Noch schwerer lässt sich allerdings sagen, weshalb Gott ihm gerade diese
Begabung verliehen haben sollte. Aber seltsame Talente gibt es in der
Bruderschaft der Vierzehnjährigen ja im Überfluss. Neben Trevor Hickey, dem
»Diablos-King« sind da Leute wie Rory »Nadel« Moran, der sich einmal achtundfünfzig
Nadeln in die Haut seiner linken Hand hat stechen lassen; GP O'Sullivan, der
mindestens so gut wie der Typ in Police Academy Geräusche nachahmen kann: das Öffnen einer Getränkedose, den Piepton
eines Handys, eine pneumatische Tür etc.; der extrem gelenkige Henry Lafayette,
berühmt dafür, dass er sich aus einer Kiste voller Suspensorien befreit hat,
in die Lionel ihn eingesperrt hatte. Diese Fähigkeiten stehen bei den
Altersgenossen ebenso hoch im Kurs wie die konventionelleren sportlichen Leistungen
und auch jede physische Kuriosität wie Ohrenwackeln (Mitchell Gogan), eine
abnorm hohe Schleimproduktion (Hector »Hectoplasma« O'Looney), auffallende
Hässlichkeit (Damien Lawlor) oder unerklärlich schmieriges grünliches Haar
(Vince Bailey). Ruhm ist bei den Achtklässlern in erstaunlich breiter Vielfalt
zu finden; es gibt kaum einen unter den über zweihundert Jungen, der nicht für
irgendeine Fähigkeit, Eigenheit oder körperliche Besonderheit gefeiert wird.

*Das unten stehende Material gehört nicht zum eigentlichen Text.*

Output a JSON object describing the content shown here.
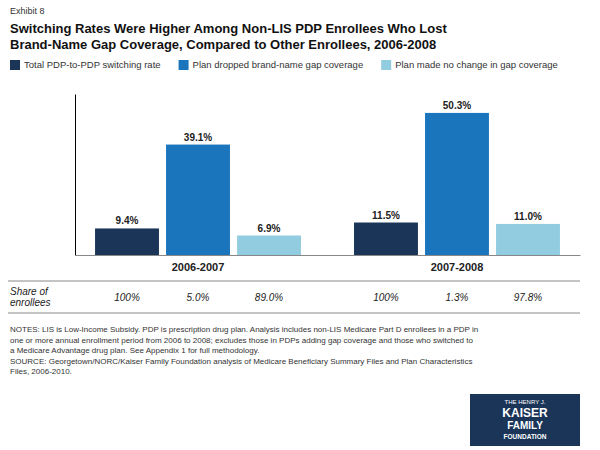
{
  "chart_data": {
    "type": "bar",
    "title": "Switching Rates Were Higher Among Non-LIS PDP Enrollees Who Lost\nBrand-Name Gap Coverage, Compared to Other Enrollees, 2006-2008",
    "annotations": [
      "Exhibit 8",
      "NOTES: LIS is Low-Income Subsidy. PDP is prescription drug plan. Analysis includes non-LIS Medicare Part D enrollees in a PDP in\none or more annual enrollment period from 2006 to 2008; excludes those in PDPs adding gap coverage and those who switched to\na Medicare Advantage drug plan. See Appendix 1 for full methodology.",
      "SOURCE: Georgetown/NORC/Kaiser Family Foundation analysis of Medicare Beneficiary Summary Files and Plan Characteristics\nFiles, 2006-2010.",
      "THE HENRY J.\nKAISER\nFAMILY\nFOUNDATION"
    ],
    "categories": [
      "2006-2007",
      "2007-2008"
    ],
    "series": [
      {
        "name": "Total PDP-to-PDP switching rate",
        "color": "#1a3558",
        "values": [
          9.4,
          11.5
        ],
        "value_labels": [
          "9.4%",
          "11.5%"
        ],
        "share_labels": [
          "100%",
          "100%"
        ]
      },
      {
        "name": "Plan dropped brand-name gap coverage",
        "color": "#1b75bc",
        "values": [
          39.1,
          50.3
        ],
        "value_labels": [
          "39.1%",
          "50.3%"
        ],
        "share_labels": [
          "5.0%",
          "1.3%"
        ]
      },
      {
        "name": "Plan made no change in gap coverage",
        "color": "#92cce0",
        "values": [
          6.9,
          11.0
        ],
        "value_labels": [
          "6.9%",
          "11.0%"
        ],
        "share_labels": [
          "89.0%",
          "97.8%"
        ]
      }
    ],
    "share_label": "Share of\nenrollees",
    "ylim": [
      0,
      57
    ],
    "grid": false,
    "data_labels": true,
    "tick_labels": "x",
    "legend": "upper left"
  }
}
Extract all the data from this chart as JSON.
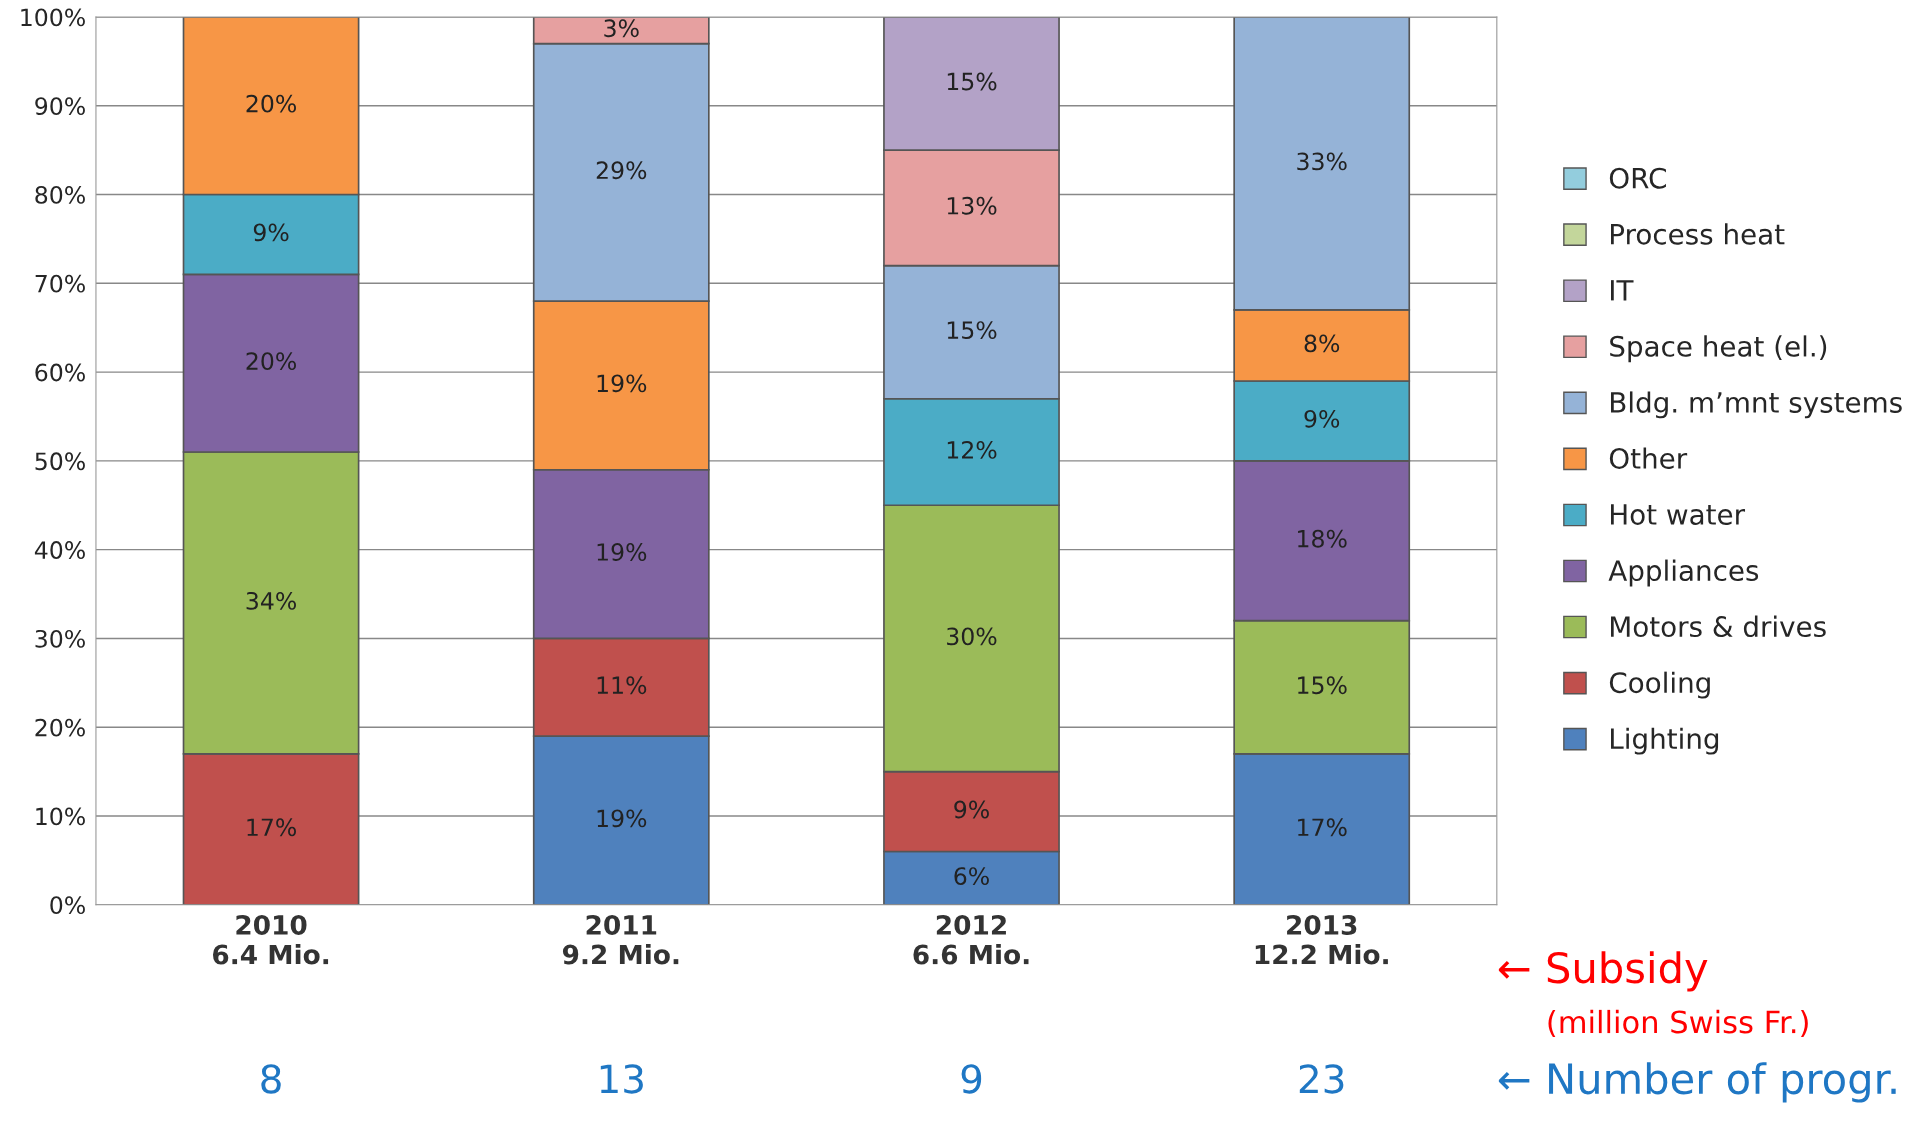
{
  "chart_data": {
    "type": "bar",
    "stacked": true,
    "categories": [
      "2010\n6.4 Mio.",
      "2011\n9.2 Mio.",
      "2012\n6.6 Mio.",
      "2013\n12.2 Mio."
    ],
    "series": [
      {
        "name": "Lighting",
        "color": "#4f81bd",
        "values": [
          null,
          19,
          6,
          17
        ],
        "value_labels": [
          null,
          "19%",
          "6%",
          "17%"
        ]
      },
      {
        "name": "Cooling",
        "color": "#c0504d",
        "values": [
          17,
          11,
          9,
          null
        ],
        "value_labels": [
          "17%",
          "11%",
          "9%",
          null
        ]
      },
      {
        "name": "Motors & drives",
        "color": "#9bbb59",
        "values": [
          34,
          null,
          30,
          15
        ],
        "value_labels": [
          "34%",
          null,
          "30%",
          "15%"
        ]
      },
      {
        "name": "Appliances",
        "color": "#8064a2",
        "values": [
          20,
          19,
          null,
          18
        ],
        "value_labels": [
          "20%",
          "19%",
          null,
          "18%"
        ]
      },
      {
        "name": "Hot water",
        "color": "#4bacc6",
        "values": [
          9,
          null,
          12,
          9
        ],
        "value_labels": [
          "9%",
          null,
          "12%",
          "9%"
        ]
      },
      {
        "name": "Other",
        "color": "#f79646",
        "values": [
          20,
          19,
          null,
          8
        ],
        "value_labels": [
          "20%",
          "19%",
          null,
          "8%"
        ]
      },
      {
        "name": "Bldg. m’mnt systems",
        "color": "#95b3d7",
        "values": [
          null,
          29,
          15,
          33
        ],
        "value_labels": [
          null,
          "29%",
          "15%",
          "33%"
        ]
      },
      {
        "name": "Space heat (el.)",
        "color": "#e6a0a0",
        "values": [
          null,
          3,
          13,
          null
        ],
        "value_labels": [
          null,
          "3%",
          "13%",
          null
        ]
      },
      {
        "name": "IT",
        "color": "#b3a2c7",
        "values": [
          null,
          null,
          15,
          null
        ],
        "value_labels": [
          null,
          null,
          "15%",
          null
        ]
      },
      {
        "name": "Process heat",
        "color": "#c3d69b",
        "values": [
          null,
          null,
          null,
          null
        ]
      },
      {
        "name": "ORC",
        "color": "#93cddd",
        "values": [
          null,
          null,
          null,
          null
        ]
      }
    ],
    "ylim": [
      0,
      100
    ],
    "yticks": [
      {
        "value": 0,
        "label": "0%"
      },
      {
        "value": 10,
        "label": "10%"
      },
      {
        "value": 20,
        "label": "20%"
      },
      {
        "value": 30,
        "label": "30%"
      },
      {
        "value": 40,
        "label": "40%"
      },
      {
        "value": 50,
        "label": "50%"
      },
      {
        "value": 60,
        "label": "60%"
      },
      {
        "value": 70,
        "label": "70%"
      },
      {
        "value": 80,
        "label": "80%"
      },
      {
        "value": 90,
        "label": "90%"
      },
      {
        "value": 100,
        "label": "100%"
      }
    ],
    "grid": "y",
    "legend": "right",
    "annotations": [
      "8",
      "13",
      "9",
      "23",
      "← Subsidy",
      "(million Swiss Fr.)",
      "← Number of progr."
    ]
  }
}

    Doch wie es an diesem Punkt in ihrem Leben mit so
vielen Dingen geht, ändert sich das von einem Tag zum anderen. Schuld daran mag
auch die Schule sein mit ihrer ewigen Betonung von Konformität, Karriere und
Zukunft, aber der Schlüssel zum Verständnis veränderter Einstellungen sind
zweifellos die Mädchen. Bis vor Kurzem hat es kaum eine Rolle gespielt, was die
Mädchen denken, jetzt aber - fast über Nacht - ist es von höchster Wichtigkeit;
und Mädchen haben ganz andere, manche würden sogar sagen, zutiefst konservative
Kriterien in Bezug auf das, was eine Begabung ausmacht. Sie interessieren sich
nicht dafür, wie viele Golfbälle man in den Mund kriegt, eine dritte Brustwarze
lässt sie kalt, Meisterschaft im Diablo ist für sie, jedenfalls für die meisten
von ihnen, nichts, worauf man stolz sein kann, nicht einmal, wenn man ihnen
erklärt, wie gefährlich es ist, nicht einmal, wenn man sich erbietet, es ihnen
beizubringen, ein Angebot, dass man keinem seiner Klassenkameraden je gemacht
hat, und die würden für das Beherrschen dieser Kunst - man könnte es sogar eine
Geheimlehre nennen - eine Stange Geld hinlegen.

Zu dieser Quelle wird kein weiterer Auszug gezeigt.